Le niveau du plateau vocal, élevé, est également très homogène : les sopranos Ana Escudaro et Natacha Nocetti vocalisent avec facilité dans les airs virtuoses mais abordent très différemment les figures de l'Ange et de Marie-Madeleine dans l'élégie et le genre pastoral. La voix lumineuse de la première, le chaud médium de la seconde creusent à propos les caractères, les artistes semblent également rompues à l’art du récitatif. On ne peut qu’admirer le timbre argenté et la projection souveraine du ténor Juan De Dios Mateos et cette ligne belcantiste dont l'élégance convainc totalement dans ce répertoire. Le baryton Vladimir Rueda possède un abattage indéniable, un timbre minéral et profond, il négocie avec beaucoup d’aplomb les traits impossibles que Haendel lui réserve dans l’air « Caddi, è ver » et passe sans problème un orchestre un peu lourd ; les intervalles de « Per celare » sont par ailleurs négociés avec une belle autorité.
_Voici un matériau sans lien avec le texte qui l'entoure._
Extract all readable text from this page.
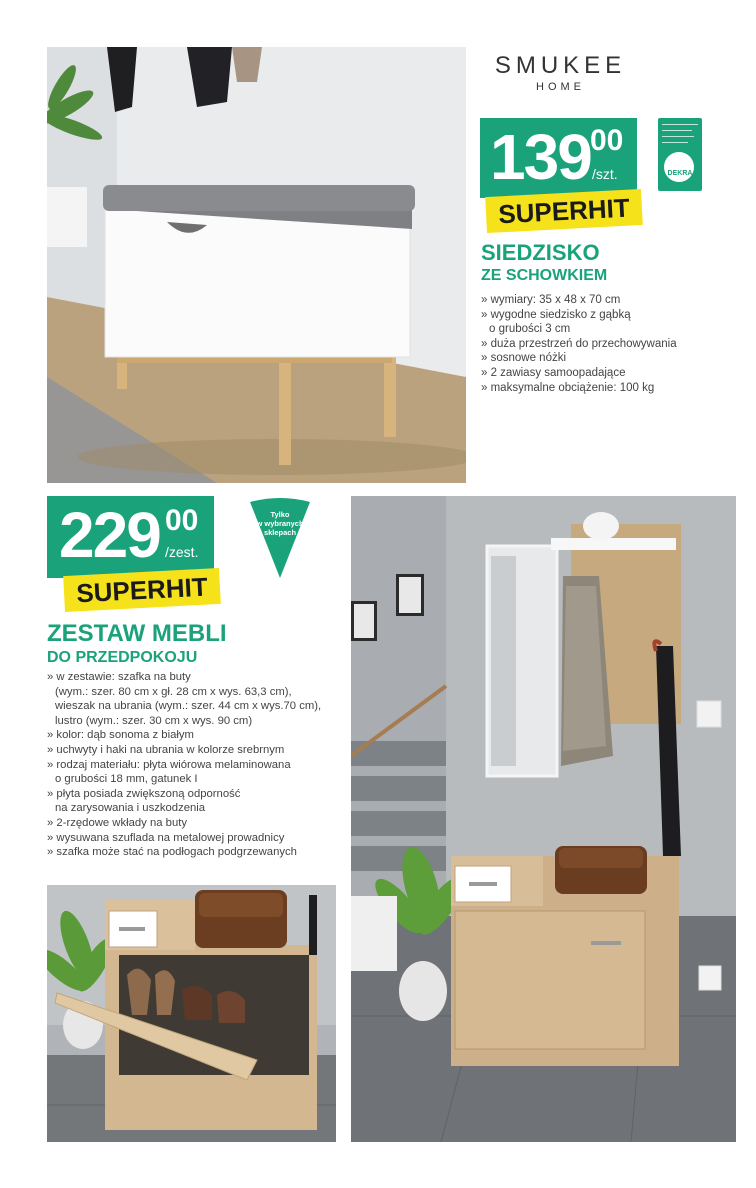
SMUKEE
HOME
139 00
/szt.
SUPERHIT
DEKRA
SIEDZISKO
ZE SCHOWKIEM
» wymiary: 35 x 48 x 70 cm
» wygodne siedzisko z gąbką
o grubości 3 cm
» duża przestrzeń do przechowywania
» sosnowe nóżki
» 2 zawiasy samoopadające
» maksymalne obciążenie: 100 kg
229 00
/zest.
SUPERHIT
Tylko
w wybranych
sklepach
ZESTAW MEBLI
DO PRZEDPOKOJU
» w zestawie: szafka na buty
(wym.: szer. 80 cm x gł. 28 cm x wys. 63,3 cm),
wieszak na ubrania (wym.: szer. 44 cm x wys.70 cm),
lustro (wym.: szer. 30 cm x wys. 90 cm)
» kolor: dąb sonoma z białym
» uchwyty i haki na ubrania w kolorze srebrnym
» rodzaj materiału: płyta wiórowa melaminowana
o grubości 18 mm, gatunek I
» płyta posiada zwiększoną odporność
na zarysowania i uszkodzenia
» 2-rzędowe wkłady na buty
» wysuwana szuflada na metalowej prowadnicy
» szafka może stać na podłogach podgrzewanych
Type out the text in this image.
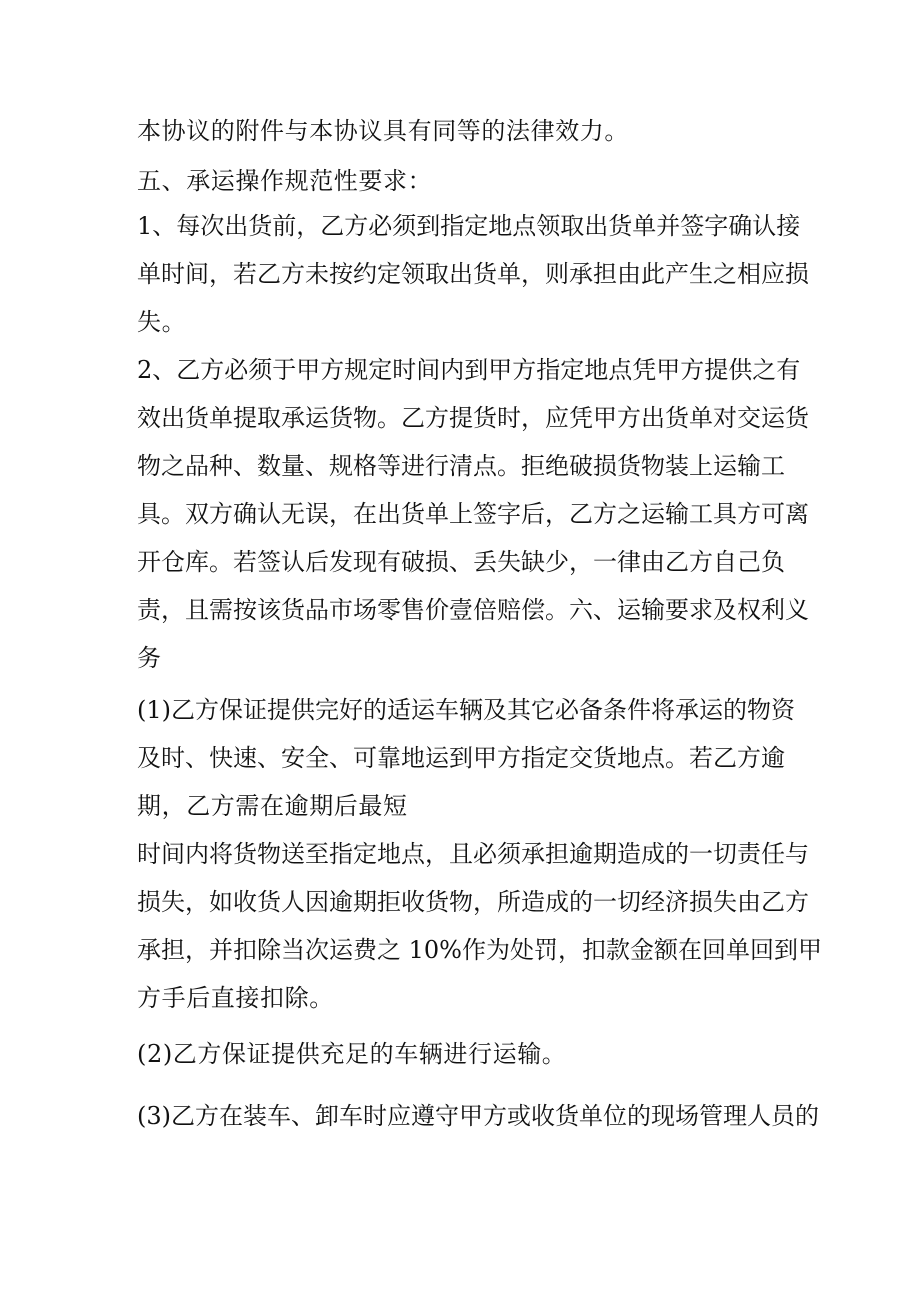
本协议的附件与本协议具有同等的法律效力。

五、承运操作规范性要求：

1、每次出货前，乙方必须到指定地点领取出货单并签字确认接

单时间，若乙方未按约定领取出货单，则承担由此产生之相应损

失。

2、乙方必须于甲方规定时间内到甲方指定地点凭甲方提供之有

效出货单提取承运货物。乙方提货时，应凭甲方出货单对交运货

物之品种、数量、规格等进行清点。拒绝破损货物装上运输工

具。双方确认无误，在出货单上签字后，乙方之运输工具方可离

开仓库。若签认后发现有破损、丢失缺少，一律由乙方自己负

责，且需按该货品市场零售价壹倍赔偿。六、运输要求及权利义

务

(1)乙方保证提供完好的适运车辆及其它必备条件将承运的物资

及时、快速、安全、可靠地运到甲方指定交货地点。若乙方逾

期，乙方需在逾期后最短

时间内将货物送至指定地点，且必须承担逾期造成的一切责任与

损失，如收货人因逾期拒收货物，所造成的一切经济损失由乙方

承担，并扣除当次运费之 10%作为处罚，扣款金额在回单回到甲

方手后直接扣除。

(2)乙方保证提供充足的车辆进行运输。

(3)乙方在装车、卸车时应遵守甲方或收货单位的现场管理人员的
Au sein de cette distribution de qualité, la contralto Angeline Moizard apporte un charisme tout personnel, le timbre d’une belle homogénéité ne souffre d’aucun des artifices si fréquents dans ces tessitures singulières, la technique permet des pianissimos impalpables et des phrasés admirablement soutenus et le public retiendra son souffle dans l’air « Augelletti ruscelleti ». 

Fruit d’une synergie idéale entre artistes enseignants et responsables artistiques, l'Académie Baroque Internationale du Périgord Noir 2022 est indéniablement un excellent cru.


Le voyage de Philippe a été pris en charge par le Festival du Périgord Noir.